The pressure of the Final Four doesn’t seem to be fazing the Badgers, in part because they’ve already been through the throng of media at last year’s Final Four in Dallas. They also faced the season-long pressure of being one of the best teams in the country and the best team in the Big Ten. Wisconsin went from a team that nobody expected to become a powerhouse in a two-year span. Now they’re media-savvy veterans who choose to have fun with reporters rather than answer the same questions with the same answers.

“We’re pretty much used to all of the media and all of the distractions now,” sophomore guard Bronson Koenig said. “I think this year we’re more well-equipped handling everything and we’re more focused on the task at hand.”
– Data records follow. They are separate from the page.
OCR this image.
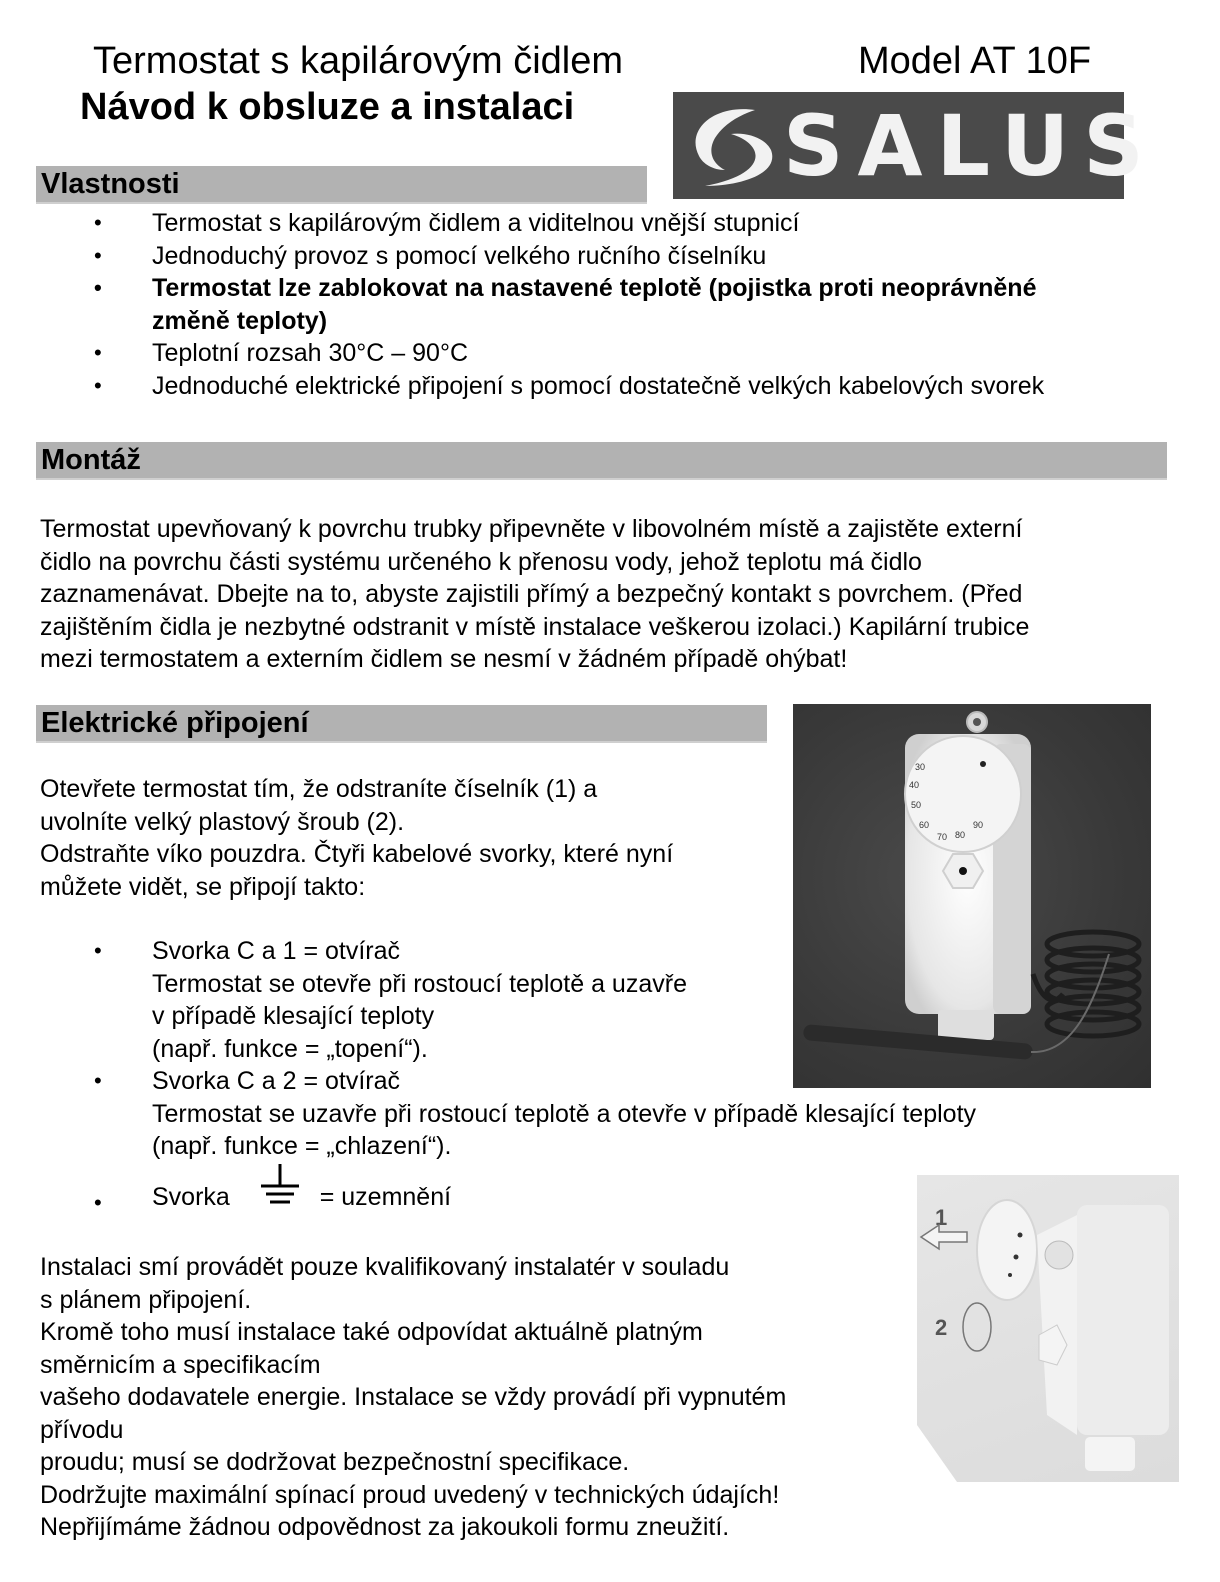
Termostat s kapilárovým čidlem	Model AT 10F
Návod k obsluze a instalaci SALUS
Vlastnosti
• Termostat s kapilárovým čidlem a viditelnou vnější stupnicí
• Jednoduchý provoz s pomocí velkého ručního číselníku
• Termostat lze zablokovat na nastavené teplotě (pojistka proti neoprávněné
změně teploty)
• Teplotní rozsah 30°C – 90°C
• Jednoduché elektrické připojení s pomocí dostatečně velkých kabelových svorek
Montáž
Termostat upevňovaný k povrchu trubky připevněte v libovolném místě a zajistěte externí
čidlo na povrchu části systému určeného k přenosu vody, jehož teplotu má čidlo
zaznamenávat. Dbejte na to, abyste zajistili přímý a bezpečný kontakt s povrchem. (Před
zajištěním čidla je nezbytné odstranit v místě instalace veškerou izolaci.) Kapilární trubice
mezi termostatem a externím čidlem se nesmí v žádném případě ohýbat!
Elektrické připojení
Otevřete termostat tím, že odstraníte číselník (1) a
uvolníte velký plastový šroub (2).
Odstraňte víko pouzdra. Čtyři kabelové svorky, které nyní
můžete vidět, se připojí takto:
• Svorka C a 1 = otvírač
Termostat se otevře při rostoucí teplotě a uzavře
v případě klesající teploty
(např. funkce = „topení“).
• Svorka C a 2 = otvírač
Termostat se uzavře při rostoucí teplotě a otevře v případě klesající teploty
(např. funkce = „chlazení“).
• Svorka	= uzemnění
Instalaci smí provádět pouze kvalifikovaný instalatér v souladu
s plánem připojení.
Kromě toho musí instalace také odpovídat aktuálně platným
směrnicím a specifikacím
vašeho dodavatele energie. Instalace se vždy provádí při vypnutém
přívodu
proudu; musí se dodržovat bezpečnostní specifikace.
Dodržujte maximální spínací proud uvedený v technických údajích!
Nepřijímáme žádnou odpovědnost za jakoukoli formu zneužití.
30
40
50
60
70 80
90
1
2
Laughter and joking aside, Wisconsin gets very serious when it comes to basketball. Kentucky faces the immense pressure of being the heavy favorite and a potential perfect season looms in the balance. The Badgers realize most of the external pressure will fall on the Wildcats, so they’re taking the spotlight in stride.

Even though Wisconsin’s tournament seeding is on-par with the Wildcats, they’ll worry about potential legacies after the games have played out.

As Ryan and his starting five left the NCAA media gathering in the bowels of Lucas Oil Stadium on Friday, all five (oversized) Wisconsin players fit onto one extended golf cart while Ryan rode with a Wisconsin staffer and the driver of the second cart.

The gesture wasn’t symbolic of a distaste for Ryan from the players, but rather, the group’s preference to hang out and joke around together as much as possible.

Hayes chanted, “we’re rolling deep!” as the cart zipped off to the Wisconsin locker room.

Wisconsin is focused on staying together, and playing together, for as long as they can. They’re enjoying the moment while it lasts. The entire Badger roster showed up to see Kaminsky accept his Player of the Year awards on Friday -- something one NCAA spokesman said had never been done before.

Rolling deep into the NCAA tournament for the second consecutive year has Wisconsin confident that they can take down Kentucky and make it to Monday night.

If all goes according to plan, Wisconsin’s whole roster can celebrate one more trophy together.